연구 하네스를 통한 AI 과학자의 연구 종합 및 검증 외부화

초록

AI 시스템은 과학적 작업 흐름을 점점 더 자동화할 수 있지만, 이전 증거, 생성된 아이디어, 실험 및 최종 주장을 연결하는 추론은 종종 모델 추론 내에 암시적으로 남아 있습니다. 여기서 우리는 연구 합성과 실험 검증을 검사 가능하고 계약에 기반한 프로세스로 외부화하는 연구 하네스인 Xcientist를 소개합니다. Xcientist는 문헌 증거, 아이디어 상태, 구현 계획, 절제 기록 및 수정 추적을 지속적인 연구 인공물로 구성하여, 생성된 메커니즘이 증거 기반을 잃지 않으면서 근거를 확보하고, 실행하고, 테스트하고, 수정할 수 있도록 합니다. 우리는 실행 가능한 인공물이 더 이상 원래 주장된 메커니즘을 지원하지 않는, 자동화된 연구의 실패 모드로서 주장 표류를 식별합니다. 학습 없는 메모리 시스템, 그래프 구조 교통 예측 및 다중 스케일 물리 정보 신경망에 걸쳐, Xcientist는 문제 공식화에서 메커니즘 설계, 검증 및 제한된 수정까지 추적 가능한 궤적을 보존합니다. 이러한 결과는 AI 과학자가 최종 인공물뿐만 아니라 합성 및 검증 프로세스가 귀속 가능하고, 검사 가능하며, 과학적으로 책임질 수 있는지 여부에 의해 평가되어야 함을 시사합니다.

English

AI systems can increasingly automate scientific workflows, but the reasoning that links prior evidence, generated ideas, experiments and final claims often remains implicit inside model inference.
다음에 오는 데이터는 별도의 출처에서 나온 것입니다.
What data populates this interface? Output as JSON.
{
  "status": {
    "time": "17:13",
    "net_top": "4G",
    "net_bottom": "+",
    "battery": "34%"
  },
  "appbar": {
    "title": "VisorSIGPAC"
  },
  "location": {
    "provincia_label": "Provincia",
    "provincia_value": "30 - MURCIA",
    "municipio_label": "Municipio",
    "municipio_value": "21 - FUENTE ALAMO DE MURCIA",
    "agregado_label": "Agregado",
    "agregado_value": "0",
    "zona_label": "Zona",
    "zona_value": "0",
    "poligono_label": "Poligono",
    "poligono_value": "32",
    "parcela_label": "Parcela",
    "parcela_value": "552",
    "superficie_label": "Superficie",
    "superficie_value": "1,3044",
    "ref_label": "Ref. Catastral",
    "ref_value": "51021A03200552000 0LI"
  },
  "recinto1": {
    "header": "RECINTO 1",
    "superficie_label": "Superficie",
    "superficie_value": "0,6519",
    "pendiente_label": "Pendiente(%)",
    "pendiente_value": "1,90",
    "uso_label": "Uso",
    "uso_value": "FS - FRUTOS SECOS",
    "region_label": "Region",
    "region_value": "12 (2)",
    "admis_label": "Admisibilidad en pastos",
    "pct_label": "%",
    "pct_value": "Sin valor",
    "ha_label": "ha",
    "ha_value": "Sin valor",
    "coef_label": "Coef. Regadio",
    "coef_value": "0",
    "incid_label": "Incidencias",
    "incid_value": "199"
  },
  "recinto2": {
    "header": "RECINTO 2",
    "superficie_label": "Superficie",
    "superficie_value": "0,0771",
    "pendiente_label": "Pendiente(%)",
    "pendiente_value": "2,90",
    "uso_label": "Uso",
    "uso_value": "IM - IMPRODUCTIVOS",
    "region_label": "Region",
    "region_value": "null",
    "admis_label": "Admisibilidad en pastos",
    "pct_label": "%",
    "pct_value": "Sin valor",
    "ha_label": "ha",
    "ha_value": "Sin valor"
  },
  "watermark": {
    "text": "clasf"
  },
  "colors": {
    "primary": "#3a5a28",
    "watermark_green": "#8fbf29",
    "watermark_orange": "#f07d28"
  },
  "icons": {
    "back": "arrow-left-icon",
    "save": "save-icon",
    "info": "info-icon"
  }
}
Here we introduce Xcientist, a research harness that externalizes research synthesis and experimental validation into inspectable, contract-governed processes. Xcientist organizes literature evidence, idea states, implementation plans, ablation records and repair traces as persistent research artifacts, so that generated mechanisms can be grounded, executed, tested and revised without losing their evidential basis. We identify claim drift as a failure mode of automated research, where runnable artifacts no longer support the mechanism originally claimed. Across training-free memory systems, graph-structured traffic forecasting and multi-scale physics-informed neural networks, Xcientist preserves traceable trajectories from problem formulation to mechanism design, validation and bounded revision. These results suggest that AI scientists should be evaluated not only by their final artifacts, but by whether their synthesis and validation processes remain attributable, inspectable and scientifically accountable.